Rigetti completed venture financing rounds with participation from firms like Andreessen Horowitz, Data Collective, and strategic investors similar to those backing D-Wave Systems. The company pursued public listing routes and engaged with investment banks and institutional investors analogous to processes used by Palantir Technologies and Spotify. Corporate governance has included executives with backgrounds associated with IBM, Intel, and Google (company), and advisory ties to academic figures from Yale University and UC Berkeley. Government contracts and grants have come through channels similar to those administered by the Defense Advanced Research Projects Agency and U.S. Department of Energy. Competitive funding landscapes involve comparisons to IonQ, Rigetti Computing's peers (note: company name references are restricted per constraints), and public-private partnerships typical in the quantum industry.

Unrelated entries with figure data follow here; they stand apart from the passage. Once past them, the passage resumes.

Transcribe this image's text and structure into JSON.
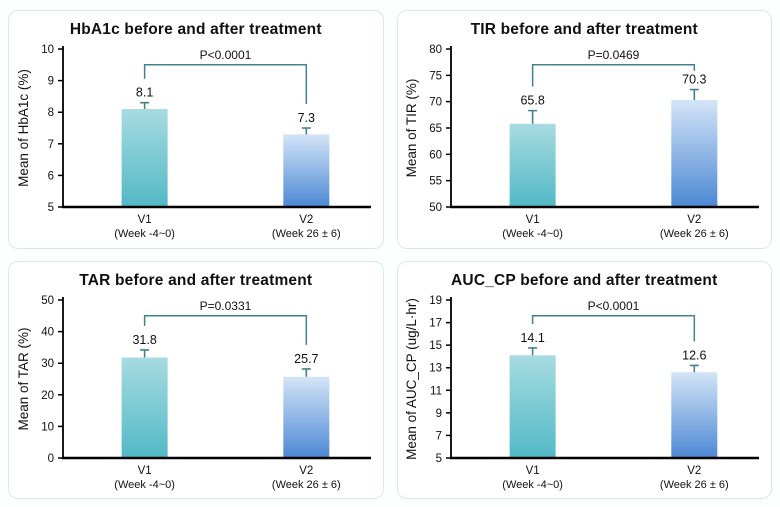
{
  "page": {
    "background": "#fdfefe",
    "panel_background": "#ffffff",
    "panel_border": "#d8e9eb"
  },
  "styles": {
    "bracket_color": "#44808f",
    "error_bar_color": "#44808f",
    "axis_color": "#000000",
    "text_color": "#111111",
    "teal_top": "#a7dbe0",
    "teal_bottom": "#52b9c6",
    "blue_top": "#d3e4f7",
    "blue_bottom": "#4c88d4"
  },
  "chart_data": [
    {
      "type": "bar",
      "title": "HbA1c before and after treatment",
      "ylabel": "Mean of HbA1c (%)",
      "ylim": [
        5,
        10
      ],
      "yticks": [
        5,
        6,
        7,
        8,
        9,
        10
      ],
      "categories": [
        "V1",
        "V2"
      ],
      "category_sublabels": [
        "(Week -4~0)",
        "(Week 26 ± 6)"
      ],
      "values": [
        8.1,
        7.3
      ],
      "errors": [
        0.2,
        0.2
      ],
      "value_labels": [
        "8.1",
        "7.3"
      ],
      "p_label": "P<0.0001",
      "bar_styles": [
        "teal",
        "blue"
      ],
      "grid": false,
      "legend": "none"
    },
    {
      "type": "bar",
      "title": "TIR before and after treatment",
      "ylabel": "Mean of TIR (%)",
      "ylim": [
        50,
        80
      ],
      "yticks": [
        50,
        55,
        60,
        65,
        70,
        75,
        80
      ],
      "categories": [
        "V1",
        "V2"
      ],
      "category_sublabels": [
        "(Week -4~0)",
        "(Week 26 ± 6)"
      ],
      "values": [
        65.8,
        70.3
      ],
      "errors": [
        2.5,
        2.0
      ],
      "value_labels": [
        "65.8",
        "70.3"
      ],
      "p_label": "P=0.0469",
      "bar_styles": [
        "teal",
        "blue"
      ],
      "grid": false,
      "legend": "none"
    },
    {
      "type": "bar",
      "title": "TAR before and after treatment",
      "ylabel": "Mean of TAR (%)",
      "ylim": [
        0,
        50
      ],
      "yticks": [
        0,
        10,
        20,
        30,
        40,
        50
      ],
      "categories": [
        "V1",
        "V2"
      ],
      "category_sublabels": [
        "(Week -4~0)",
        "(Week 26 ± 6)"
      ],
      "values": [
        31.8,
        25.7
      ],
      "errors": [
        2.4,
        2.5
      ],
      "value_labels": [
        "31.8",
        "25.7"
      ],
      "p_label": "P=0.0331",
      "bar_styles": [
        "teal",
        "blue"
      ],
      "grid": false,
      "legend": "none"
    },
    {
      "type": "bar",
      "title": "AUC_CP before and after treatment",
      "ylabel": "Mean of  AUC_CP (ug/L·hr)",
      "ylim": [
        5,
        19
      ],
      "yticks": [
        5,
        7,
        9,
        11,
        13,
        15,
        17,
        19
      ],
      "categories": [
        "V1",
        "V2"
      ],
      "category_sublabels": [
        "(Week -4~0)",
        "(Week 26 ± 6)"
      ],
      "values": [
        14.1,
        12.6
      ],
      "errors": [
        0.65,
        0.6
      ],
      "value_labels": [
        "14.1",
        "12.6"
      ],
      "p_label": "P<0.0001",
      "bar_styles": [
        "teal",
        "blue"
      ],
      "grid": false,
      "legend": "none"
    }
  ]
}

Controversies and Criticism

Rigetti has faced scrutiny common in nascent quantum firms regarding claims of technological roadmaps, benchmarks, and timelines, paralleling debates involving Google (company)’s quantum supremacy announcement and performance claims by D-Wave Systems. Criticism from academics and industry analysts has focused on scalability of superconducting architectures, error rates, and comparative advantage versus trapped-ion approaches championed by groups at Honeywell and IonQ. Financial transparency, staffing decisions, and the pace of commercialization have drawn attention similar to discussions around Theranos-era corporate governance and skepticism voiced in media outlets such as The Wall Street Journal and The New York Times. Regulatory and procurement challenges reflect broader questions debated in forums like hearings hosted by the U.S. Congress on emerging technologies.